Autumn Lily rupanya tampak telah pasrah menerima serangan itu. Dia hanya menerimanya tanpa perlawanan hingga pada akhirnya, dia pun tewas. Dengan demikian, Kak Kaiser pun berhasil mengalahkan Avatar Autumn Lily.
Tetapi apa ini? Mengapa air mataku keluar? Dia adalah monster avatar, jadi tentu saja harus dibasmi. Karena dia memimik ibu anak itu, maka dialah pasti yang telah membunuh ibu anak itu. Dia juga bilang bahwa ayahnya meninggal pada malam bencana 5 tahun silam. Kemungkinan, dia pulalah yang membunuh ayah anak itu. Lantas, buat apa aku menangisi kematiannya? Ada yang salah dengan diriku.

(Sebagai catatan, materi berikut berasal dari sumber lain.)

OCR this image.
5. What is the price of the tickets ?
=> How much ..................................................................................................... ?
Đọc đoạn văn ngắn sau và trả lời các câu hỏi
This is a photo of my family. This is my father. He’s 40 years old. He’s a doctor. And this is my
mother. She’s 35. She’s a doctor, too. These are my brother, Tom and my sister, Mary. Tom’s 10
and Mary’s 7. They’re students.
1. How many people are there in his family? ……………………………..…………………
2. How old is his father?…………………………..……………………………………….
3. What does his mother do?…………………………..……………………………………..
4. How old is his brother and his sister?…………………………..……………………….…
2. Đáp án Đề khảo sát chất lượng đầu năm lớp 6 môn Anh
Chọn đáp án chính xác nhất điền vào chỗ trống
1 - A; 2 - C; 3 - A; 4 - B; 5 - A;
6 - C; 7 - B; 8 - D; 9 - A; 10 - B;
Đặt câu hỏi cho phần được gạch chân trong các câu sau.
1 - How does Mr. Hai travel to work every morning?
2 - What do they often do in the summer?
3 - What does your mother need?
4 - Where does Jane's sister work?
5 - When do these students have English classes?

“Ah, Avatar Arjuna? Kok kamu di sini?” Kak Kaiser pun tampak heran melihat keberadaanku di situ.
Untunglah ada helmetku sehingga Kak Kaiser takkan melihat mukaku saat ini yang berlinangan air mata. Selama aku bisa menahan isak-tangisku dan berbicara dengan normal, Kak Kaiser takkan menyadari bahwa aku sedang menangis, terlebih sampai menyadari bahwa perihal aku menangis karena rasa simpatiku pada monster tersebut.
“Kita harus segera pergi dari sini. Polisi telah mengepung kita.”
Ah, aku pun tersadar. Para polisi rupanya telah mengepung, berniat untuk menangkap kami.